The helicopter moved rapidly over the river and then lower to within 20 or 30 feet of the ground as we approached the child. Just north and a ways east of the house, the bank cut inland at a northwesterly angle. At about that same point and only a few feet north of where the child moved, stood an ancient Cedar completely devoid of foliage. The bleach-white skeletal remains defiantly clawed the sky. The helicopter veered right and north to miss the tree, temporarily blocking my view of the boy.
Then, just as we approached the north side of the home, I looked down to see a middle aged woman who lay almost prone on a wooden platform of sorts just off the back of the home and some fifty feet from where the child worked. While not much older than mid forties, her skin appeared so jaundiced, emaciated, and tight that she could have been mistaken for a mummified corpse.
After passing the home, the rest of the dream descended into a blurry heap. But three more scenes stand out clearly in my memory. First, we landed near a trading post on the island. I remember looking out the trading post into a sunlit yard. The sun shone so brightly that from my vantage point deep within the poorly lit room, I could only see individuals and window frames silhouetted against the bright backdrop. After that, I returned to my office in Kirkland. Dad, Carver, Ellie, Grace and I were together. The image of the elephants and giraffes stamping in left such an impression on me that I needed to show dad. But before I could show him, Carver needed a new diaper. We never found the diaper.

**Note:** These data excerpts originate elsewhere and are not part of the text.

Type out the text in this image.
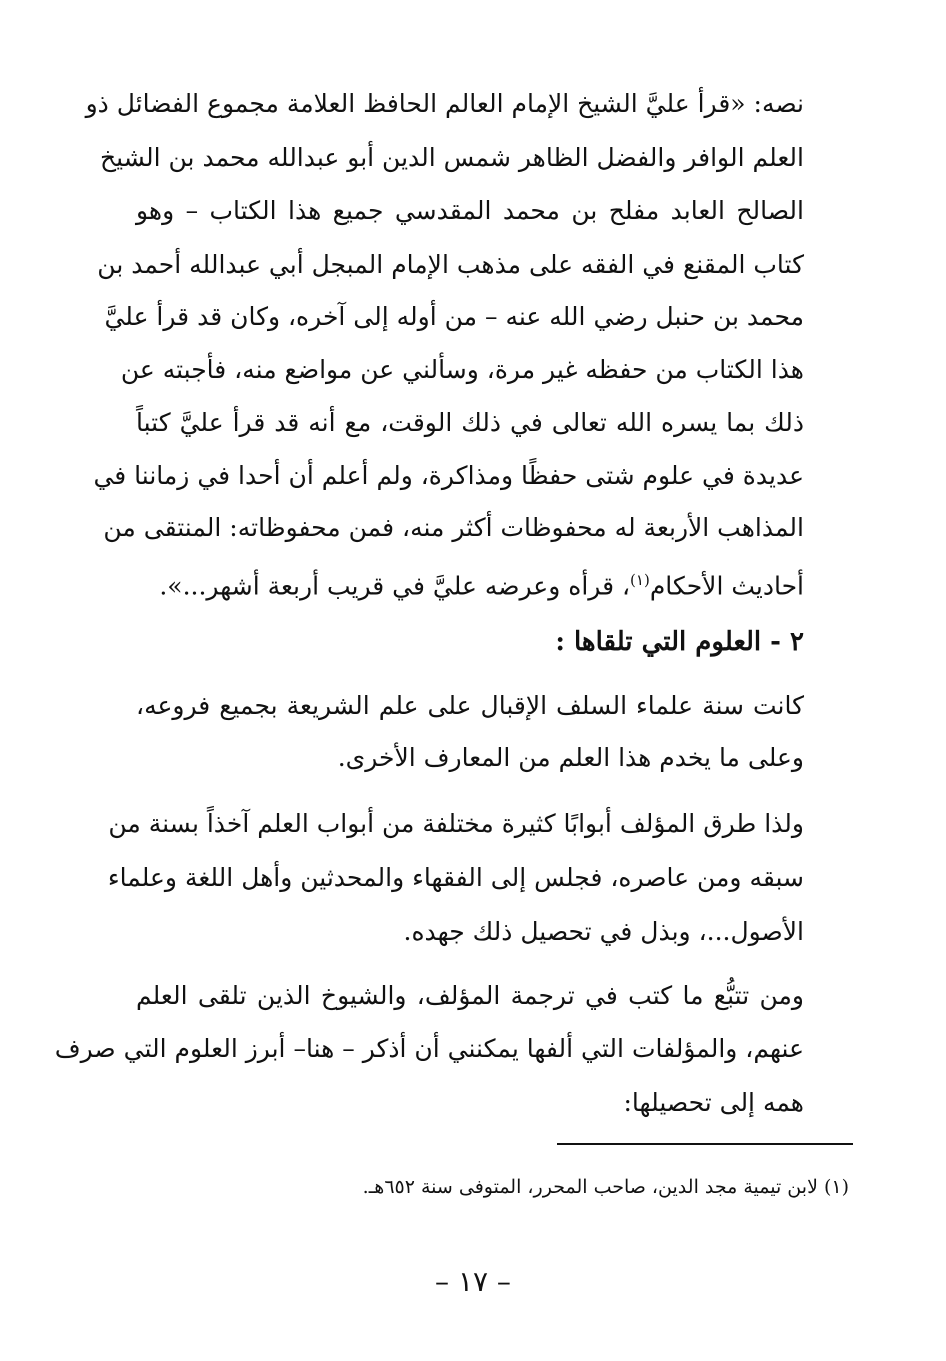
نصه: «قرأ عليَّ الشيخ الإمام العالم الحافظ العلامة مجموع الفضائل ذو
العلم الوافر والفضل الظاهر شمس الدين أبو عبدالله محمد بن الشيخ
الصالح العابد مفلح بن محمد المقدسي جميع هذا الكتاب – وهو
كتاب المقنع في الفقه على مذهب الإمام المبجل أبي عبدالله أحمد بن
محمد بن حنبل رضي الله عنه – من أوله إلى آخره، وكان قد قرأ عليَّ
هذا الكتاب من حفظه غير مرة، وسألني عن مواضع منه، فأجبته عن
ذلك بما يسره الله تعالى في ذلك الوقت، مع أنه قد قرأ عليَّ كتباً
عديدة في علوم شتى حفظًا ومذاكرة، ولم أعلم أن أحدا في زماننا في
المذاهب الأربعة له محفوظات أكثر منه، فمن محفوظاته: المنتقى من
أحاديث الأحكام$^{(١)}$، قرأه وعرضه عليَّ في قريب أربعة أشهر...».
٢ - العلوم التي تلقاها :
كانت سنة علماء السلف الإقبال على علم الشريعة بجميع فروعه،
وعلى ما يخدم هذا العلم من المعارف الأخرى.
ولذا طرق المؤلف أبوابًا كثيرة مختلفة من أبواب العلم آخذاً بسنة من
سبقه ومن عاصره، فجلس إلى الفقهاء والمحدثين وأهل اللغة وعلماء
الأصول...، وبذل في تحصيل ذلك جهده.
ومن تتبُّع ما كتب في ترجمة المؤلف، والشيوخ الذين تلقى العلم
عنهم، والمؤلفات التي ألفها يمكنني أن أذكر – هنا– أبرز العلوم التي صرف
همه إلى تحصيلها:
(١) لابن تيمية مجد الدين، صاحب المحرر، المتوفى سنة ٦٥٢هـ.
– ١٧ –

The dream eventually faded to a close with Dad, Ellie, Carver, Grace, and I standing on the Eastern shore of the Vancouver channel staring at the Elephants and Giraffes on the Western bank making all their commotion in the water. Behind the animals, the sun illuminated clouds and filtered down onto the snow-capped peaks below.
Now, how about endowing this dream with some meaning? Rachael pointing out that the Serengeti fauna probably suggested a connection to my current employer. Taken with the overt link to my former employer, it seems probable that this was a stage on which anxieties real, imagined, subconscious, irrational, etc. performed. Don't forget the archetypes: rivers, mountains, snow, and ice generally carry broad symbolic value. Do we have any Daniels in my audience of one? Any budding dream weavers that want to take a shot at casting light on this night vision?
I'm definitely not a budding dream weaver, but I'll take a shot. I believe that the diaper could easily be a symbol of the answers, help we always need in parenting Carver. And it's not unexpected that it's never found in your dream.
ReplyDeleteOtherwise, I see lots of layers of anxiety from the african animals in icy water to the corpse woman and the boy in the snow. things out of order stress you out when you're awake, certainly in your dreams, too.
I'm out of practice in finding meaning in rivers and mountains, snow. sorry. :)
I have no ideas, but it does remind me how I usually hate to remember dreams, and when I do remember them I usually don't feel rested. Does that plague you too?
ReplyDeleteDefinitely. I had a dream on Thursday night that I was at your home in Spokane. You and Dad left for some reason, and when I looked down there were scorpions coming out of my shorts.